Hamilton bei Austin-Auftakt Schnellster, Vettel 5.

Lewis Hamilton und Mercedes haben keine Zweifel aufkommen lassen, dass der fünfte Fahrertitel für den Engländer gleich diesen Sonntag in Austin unter Dach und Fach gebracht werden soll. Der Brite brauchte am Freitag nur sechs Runden, um die Konkurrenz im ersten Training in Texas klar zu distanzieren. Teamkollege Bottas wurde Zweiter, Sebastian Vettel hatte als 5. fast zwei Sekunden Rückstand. 

Vettel konnte seine Mini-Hoffnung auf ein finales WM-Wunder beim Auftakt ins US-Rennwochenende zunächst nicht ansatzweise stärken. Im wolkenverhangenen und anfangs noch stark verregneten Austin kam der 31 Jahre alte Ferrari-Starpilot mit großem Rückstand auf WM-Spitzenreiter Hamilton nur auf den fünften Trainingsplatz. Auch Bottas hatte über eineinhalb Sekunden Vorsprung auf den Deutschen. Käme das Mercedes-Duo am Sonntag (20.10 Uhr MESZ/ORF eins, RTL) im Rennen in dieser Reihenfolge ins Ziel, kann sich Hamilton vorzeitig als fünfmaliger Weltmeister feiern lassen.

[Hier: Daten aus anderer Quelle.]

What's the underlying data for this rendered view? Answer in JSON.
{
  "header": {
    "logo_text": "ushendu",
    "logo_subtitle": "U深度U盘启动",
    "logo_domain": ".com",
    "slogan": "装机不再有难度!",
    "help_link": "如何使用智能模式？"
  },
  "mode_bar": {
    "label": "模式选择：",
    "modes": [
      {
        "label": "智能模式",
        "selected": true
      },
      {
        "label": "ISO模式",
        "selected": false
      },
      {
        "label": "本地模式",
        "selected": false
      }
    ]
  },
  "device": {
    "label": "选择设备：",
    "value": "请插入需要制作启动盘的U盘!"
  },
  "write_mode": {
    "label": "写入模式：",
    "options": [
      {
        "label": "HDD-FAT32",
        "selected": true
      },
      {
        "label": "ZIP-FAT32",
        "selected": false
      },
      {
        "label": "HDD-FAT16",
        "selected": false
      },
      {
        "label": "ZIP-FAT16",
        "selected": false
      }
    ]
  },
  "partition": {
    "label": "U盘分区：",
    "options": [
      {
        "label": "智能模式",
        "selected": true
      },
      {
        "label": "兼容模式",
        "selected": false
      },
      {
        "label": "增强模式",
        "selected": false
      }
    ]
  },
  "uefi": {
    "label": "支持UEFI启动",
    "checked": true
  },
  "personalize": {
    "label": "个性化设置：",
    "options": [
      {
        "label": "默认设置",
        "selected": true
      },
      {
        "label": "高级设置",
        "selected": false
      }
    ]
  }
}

Als äußerst problematisch für Vettels Vorhaben, den Briten in den noch ausstehenden vier Rennen abzufangen, könnte sich nun auch noch sein ehemaliges Team erweisen. Vor Vettel schoben sich im Training Max Verstappen und Daniel Ricciardo im Red Bull.

Klimatischer Vorgeschmack
Die Fahrer bekamen am Freitag einen klimatischen Vorgeschmack auf das, was sie bei der Qualifikation am Samstag (23.00 Uhr MESZ) erwartet. Schon bei der Ankunft auf dem Parkplatz des Circuit of the Americas floss das Wasser in Strömen. Die Spitze des 76 Meter hohen Turms war aus der Ferne im dunkelgrauen Himmel über Austin nicht sichtbar.

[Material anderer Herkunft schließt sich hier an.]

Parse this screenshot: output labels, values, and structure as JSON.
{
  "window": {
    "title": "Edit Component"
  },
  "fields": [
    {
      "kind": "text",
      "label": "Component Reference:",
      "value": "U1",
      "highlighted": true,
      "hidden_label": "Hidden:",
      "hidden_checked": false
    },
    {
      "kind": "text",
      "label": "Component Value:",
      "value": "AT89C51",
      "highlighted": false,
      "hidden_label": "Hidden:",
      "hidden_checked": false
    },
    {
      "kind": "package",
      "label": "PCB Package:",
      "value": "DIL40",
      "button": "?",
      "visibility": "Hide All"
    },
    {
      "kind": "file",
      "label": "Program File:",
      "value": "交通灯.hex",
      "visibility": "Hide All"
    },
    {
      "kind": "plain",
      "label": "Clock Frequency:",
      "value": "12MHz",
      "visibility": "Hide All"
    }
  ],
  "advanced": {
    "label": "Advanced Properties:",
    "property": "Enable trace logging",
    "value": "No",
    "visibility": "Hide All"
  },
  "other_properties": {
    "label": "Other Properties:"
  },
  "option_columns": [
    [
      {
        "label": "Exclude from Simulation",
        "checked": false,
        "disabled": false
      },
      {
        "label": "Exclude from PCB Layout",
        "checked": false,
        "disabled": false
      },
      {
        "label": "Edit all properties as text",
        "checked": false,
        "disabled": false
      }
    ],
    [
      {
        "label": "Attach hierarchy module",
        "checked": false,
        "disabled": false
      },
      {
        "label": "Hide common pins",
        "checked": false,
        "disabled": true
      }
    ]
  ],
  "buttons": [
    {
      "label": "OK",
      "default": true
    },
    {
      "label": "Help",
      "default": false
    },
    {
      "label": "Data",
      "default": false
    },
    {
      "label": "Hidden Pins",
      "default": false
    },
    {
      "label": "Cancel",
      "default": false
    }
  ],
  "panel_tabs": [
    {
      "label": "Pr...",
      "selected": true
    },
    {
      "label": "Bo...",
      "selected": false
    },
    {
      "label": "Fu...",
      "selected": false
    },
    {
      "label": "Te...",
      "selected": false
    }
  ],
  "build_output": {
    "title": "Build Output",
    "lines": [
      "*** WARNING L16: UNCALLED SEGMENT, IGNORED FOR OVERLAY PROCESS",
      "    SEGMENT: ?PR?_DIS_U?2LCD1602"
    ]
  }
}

Als Erster wagte sich der Schwede Marcus Ericsson im Sauber auf die nasse Strecke. Für alle wurden die ersten Kilometer reine Kennenlern-Runden. Vettel ließ auch nicht allzu lange auf sich warten, Bottas rollte mit seinem Wagen ebenfalls rasch aus der Garage. Immerhin ließen die schweren Schauer nach, das Abtrocknen der Strecke dauerte aber lange. Denn Sonne war keine in Sicht.

Unterbrüche
Zwischenzeitig musste die eineinhalbstündige Session auch kurz unterbrochen werden. Der Grund war, dass Vettels künftiger Ferrari-Kollege Charles Leclerc mit dem zweiten Sauber Kies auf die Strecke gewirbelt hatte. Sie musste deshalb gesäubert werden. Hamilton, der in diesem Moment gerade auf die Strecke fahren wollte, musste zurück in die Garagen geschoben werden.

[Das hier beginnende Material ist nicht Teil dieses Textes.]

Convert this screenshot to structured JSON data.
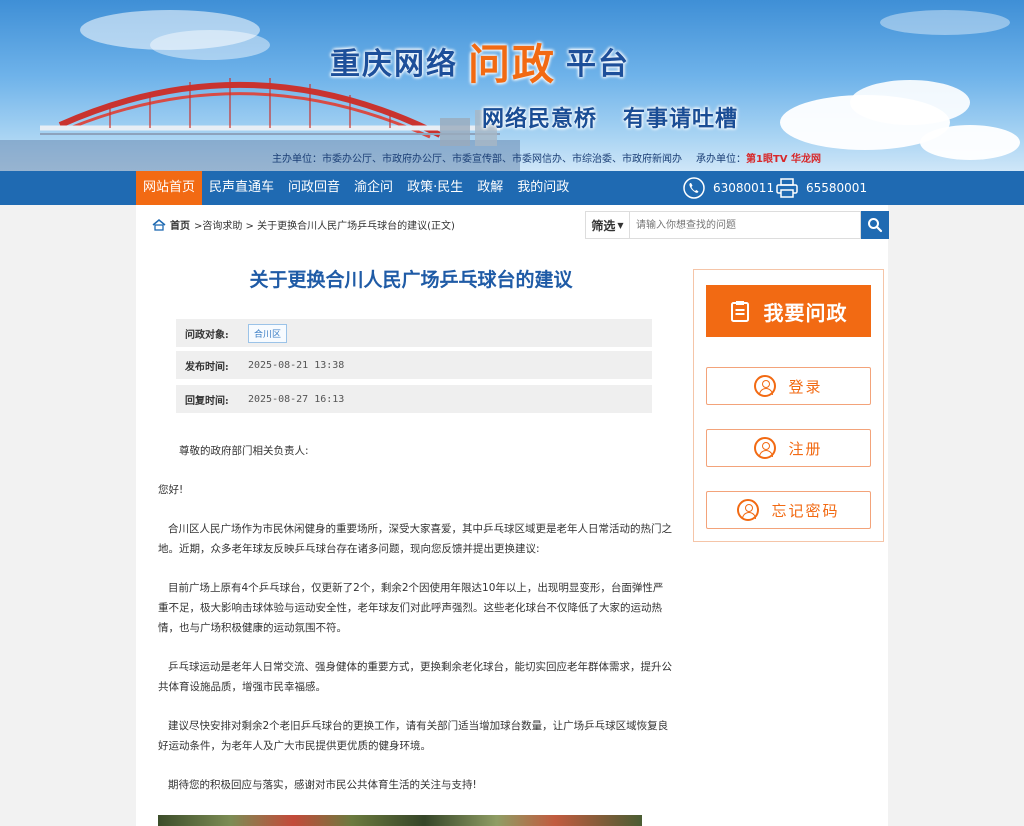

Eine gute halbe Stunde vor dem Ende der Einheit legte der Brite dann auch endlich los. Drittschnellste Runde beim ersten Versuch, schnellste Runde danach in 1:47,502 Minuten. Gerade sechs Umläufe brauchte Hamilton, um auf einer seiner Paradestrecken wieder einmal auf Platz eins zu stehen. Als einziger blieb er unter 1:48 Minuten. Bottas war 1,304 Sekunden langsamer. Mit Kapuze überm Kopf und warm verpackt verfolgte er anschließend, wie sich Vettel vergeblich mühte, in die Nähe seiner Zeit und auch der von Bottas zu kommen.